The clerkship curriculum begins with Clinical Skills and Reasoning (CSR), a three-week course designed to prepare students for core clinical clerkships, followed by Diagnostic Medicine, a six-week clerkship designed to prepare them for understanding and interpreting patient-related data, inclusive of radiology, medical laboratory, and medical diagnostic procedures. CSR and Diagnostic Medicine are based at the NSU MD campus. These clerkships integrate material learned in the pre-clerkship phase of the curriculum and provide students with the knowledge and skills to appropriately incorporate evidence-based strategies in clinical decisions and discuss ethical approaches to the provision of healthcare across populations.

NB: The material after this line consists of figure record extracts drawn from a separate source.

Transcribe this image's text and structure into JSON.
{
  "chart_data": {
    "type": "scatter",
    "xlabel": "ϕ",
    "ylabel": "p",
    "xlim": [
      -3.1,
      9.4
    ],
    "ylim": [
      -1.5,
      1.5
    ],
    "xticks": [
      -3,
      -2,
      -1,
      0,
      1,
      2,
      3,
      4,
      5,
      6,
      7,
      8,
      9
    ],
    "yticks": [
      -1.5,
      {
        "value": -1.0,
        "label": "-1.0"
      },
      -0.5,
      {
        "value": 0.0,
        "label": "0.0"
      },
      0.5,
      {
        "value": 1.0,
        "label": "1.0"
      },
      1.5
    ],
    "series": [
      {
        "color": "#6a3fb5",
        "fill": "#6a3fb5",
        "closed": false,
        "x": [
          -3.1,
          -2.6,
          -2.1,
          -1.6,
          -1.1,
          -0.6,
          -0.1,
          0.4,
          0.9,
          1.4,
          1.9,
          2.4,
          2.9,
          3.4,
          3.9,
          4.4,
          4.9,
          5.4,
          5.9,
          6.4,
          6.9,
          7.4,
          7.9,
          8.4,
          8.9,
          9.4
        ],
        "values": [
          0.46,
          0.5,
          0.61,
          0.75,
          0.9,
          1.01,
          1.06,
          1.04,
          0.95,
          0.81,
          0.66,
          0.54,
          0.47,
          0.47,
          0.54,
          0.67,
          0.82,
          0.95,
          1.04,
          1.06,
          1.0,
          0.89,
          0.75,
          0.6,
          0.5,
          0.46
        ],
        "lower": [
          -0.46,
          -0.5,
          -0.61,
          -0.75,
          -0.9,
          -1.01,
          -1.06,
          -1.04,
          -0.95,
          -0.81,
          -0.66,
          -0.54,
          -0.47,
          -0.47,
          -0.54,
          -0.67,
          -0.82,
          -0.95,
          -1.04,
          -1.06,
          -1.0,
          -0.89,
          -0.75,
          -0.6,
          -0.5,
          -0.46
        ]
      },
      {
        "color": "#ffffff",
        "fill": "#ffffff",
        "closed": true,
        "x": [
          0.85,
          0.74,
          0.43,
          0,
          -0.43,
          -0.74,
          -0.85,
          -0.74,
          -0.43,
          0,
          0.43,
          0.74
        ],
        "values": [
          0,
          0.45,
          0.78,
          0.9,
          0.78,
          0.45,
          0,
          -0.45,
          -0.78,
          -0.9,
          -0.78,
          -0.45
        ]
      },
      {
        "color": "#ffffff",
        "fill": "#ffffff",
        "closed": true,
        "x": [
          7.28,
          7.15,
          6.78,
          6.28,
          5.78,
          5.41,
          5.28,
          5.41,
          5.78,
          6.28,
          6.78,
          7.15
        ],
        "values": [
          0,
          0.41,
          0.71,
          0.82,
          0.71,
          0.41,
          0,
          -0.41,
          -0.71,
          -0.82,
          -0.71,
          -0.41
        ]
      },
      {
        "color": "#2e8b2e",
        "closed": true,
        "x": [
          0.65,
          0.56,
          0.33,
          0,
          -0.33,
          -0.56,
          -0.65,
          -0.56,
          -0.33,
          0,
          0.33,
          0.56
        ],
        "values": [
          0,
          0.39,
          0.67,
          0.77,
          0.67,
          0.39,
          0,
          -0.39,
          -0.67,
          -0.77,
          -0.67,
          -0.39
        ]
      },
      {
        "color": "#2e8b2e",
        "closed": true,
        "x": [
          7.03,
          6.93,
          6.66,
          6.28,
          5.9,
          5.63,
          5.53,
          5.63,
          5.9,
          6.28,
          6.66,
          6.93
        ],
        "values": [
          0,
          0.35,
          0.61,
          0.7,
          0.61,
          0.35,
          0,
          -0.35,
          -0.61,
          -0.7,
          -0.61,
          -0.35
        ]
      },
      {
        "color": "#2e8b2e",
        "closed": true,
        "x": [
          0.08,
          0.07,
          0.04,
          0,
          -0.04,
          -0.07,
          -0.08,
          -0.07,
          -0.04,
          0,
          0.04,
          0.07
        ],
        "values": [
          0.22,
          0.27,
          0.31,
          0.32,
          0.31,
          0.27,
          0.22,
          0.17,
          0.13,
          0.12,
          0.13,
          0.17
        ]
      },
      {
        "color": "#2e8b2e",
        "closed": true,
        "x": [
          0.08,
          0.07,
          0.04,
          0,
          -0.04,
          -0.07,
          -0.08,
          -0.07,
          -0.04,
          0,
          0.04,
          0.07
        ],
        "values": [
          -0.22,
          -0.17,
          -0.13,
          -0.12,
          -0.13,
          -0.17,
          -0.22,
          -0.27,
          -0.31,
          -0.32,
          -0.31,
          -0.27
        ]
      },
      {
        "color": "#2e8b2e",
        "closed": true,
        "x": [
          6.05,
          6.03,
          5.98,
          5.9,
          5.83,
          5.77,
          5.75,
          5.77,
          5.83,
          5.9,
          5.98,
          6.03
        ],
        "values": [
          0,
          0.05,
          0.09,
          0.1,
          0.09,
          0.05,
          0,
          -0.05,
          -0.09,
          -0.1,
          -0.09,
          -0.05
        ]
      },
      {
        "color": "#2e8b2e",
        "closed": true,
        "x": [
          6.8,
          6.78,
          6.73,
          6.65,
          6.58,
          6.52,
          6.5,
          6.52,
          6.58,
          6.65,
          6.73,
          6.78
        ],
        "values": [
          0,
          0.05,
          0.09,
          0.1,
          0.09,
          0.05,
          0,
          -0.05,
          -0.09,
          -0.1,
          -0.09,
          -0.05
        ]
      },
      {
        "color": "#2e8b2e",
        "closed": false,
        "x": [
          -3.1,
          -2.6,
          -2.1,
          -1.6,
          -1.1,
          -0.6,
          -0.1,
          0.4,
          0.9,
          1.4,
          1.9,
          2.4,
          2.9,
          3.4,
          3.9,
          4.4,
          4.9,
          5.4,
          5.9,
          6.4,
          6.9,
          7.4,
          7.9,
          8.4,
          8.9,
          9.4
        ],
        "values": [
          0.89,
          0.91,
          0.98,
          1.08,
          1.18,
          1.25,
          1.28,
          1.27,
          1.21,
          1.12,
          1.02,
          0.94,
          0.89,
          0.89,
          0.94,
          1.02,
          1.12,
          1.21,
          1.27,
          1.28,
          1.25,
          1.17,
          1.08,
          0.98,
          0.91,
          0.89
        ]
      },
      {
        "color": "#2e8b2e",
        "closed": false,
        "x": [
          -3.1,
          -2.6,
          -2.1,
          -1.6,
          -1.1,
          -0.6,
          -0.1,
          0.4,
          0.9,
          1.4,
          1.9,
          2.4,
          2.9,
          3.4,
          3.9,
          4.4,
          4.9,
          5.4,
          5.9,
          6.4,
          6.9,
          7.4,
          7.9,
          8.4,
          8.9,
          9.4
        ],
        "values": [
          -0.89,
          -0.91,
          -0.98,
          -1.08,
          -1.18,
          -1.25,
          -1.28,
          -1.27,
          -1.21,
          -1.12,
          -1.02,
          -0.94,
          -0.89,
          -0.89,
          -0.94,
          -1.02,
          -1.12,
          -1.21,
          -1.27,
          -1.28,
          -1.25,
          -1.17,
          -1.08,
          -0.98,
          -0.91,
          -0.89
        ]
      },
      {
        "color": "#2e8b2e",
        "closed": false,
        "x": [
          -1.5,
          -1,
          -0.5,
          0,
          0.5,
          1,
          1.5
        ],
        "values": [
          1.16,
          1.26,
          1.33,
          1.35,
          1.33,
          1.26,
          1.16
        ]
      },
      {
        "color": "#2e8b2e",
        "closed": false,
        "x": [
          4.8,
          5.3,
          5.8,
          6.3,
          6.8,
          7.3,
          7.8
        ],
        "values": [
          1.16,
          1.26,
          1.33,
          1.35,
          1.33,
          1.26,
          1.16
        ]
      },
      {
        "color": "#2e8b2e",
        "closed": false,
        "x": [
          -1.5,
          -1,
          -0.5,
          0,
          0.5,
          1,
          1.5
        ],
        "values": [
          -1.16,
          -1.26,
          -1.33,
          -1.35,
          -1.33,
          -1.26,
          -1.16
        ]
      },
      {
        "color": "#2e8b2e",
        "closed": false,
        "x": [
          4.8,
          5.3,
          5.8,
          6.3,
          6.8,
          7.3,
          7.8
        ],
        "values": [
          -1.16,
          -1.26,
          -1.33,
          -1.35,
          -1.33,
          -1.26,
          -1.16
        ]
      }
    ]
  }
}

Year 3 clinical clerkships occur in HCA/East Florida Division clinical sites and are scheduled as one-month or two-month discipline-specific clerkships. The seven required clerkships are Internal Medicine, Surgery, Obstetrics/Gynecology, Pediatrics, Primary Care Medicine, Psychiatry, and a selective. The year is structured around three clerkship blocks, with two or more required clerkships in each block, followed by two RIA Weeks. During the RIA weeks, students will take the NBME subject (“shelf”) examinations for the clerkships they completed during that block and participate in other scheduled assessment and curricular activities. For a map and details of each clinical site go to https://md.nova.edu/about/clinical.html

 Year 4 starts in May of the third academic year, after a period of study for USMLE Step 2 CK and CS. Students must complete a minimum of 28 weeks of required and elective experiences: a four-week sub-internship plus 24 weeks of electives (or 20 weeks of electives and four (4) weeks of required research if not completed in the Year 1 summer break). There are an additional 12 weeks in the schedule for residency interviews or additional electives.


Scheduled Weeks Per Year

Pre-clerkship Segment 64*
Required Clerkships 50*
Required Research 4
Year/Phase Four 28
Total Weeks of Scheduled Instruction 146


* Includes Orientation/Transition Weeks: Two weeks at the beginning of Year 1, one week at the beginning of Required Clerkships and one week at the end of Required Clerkships.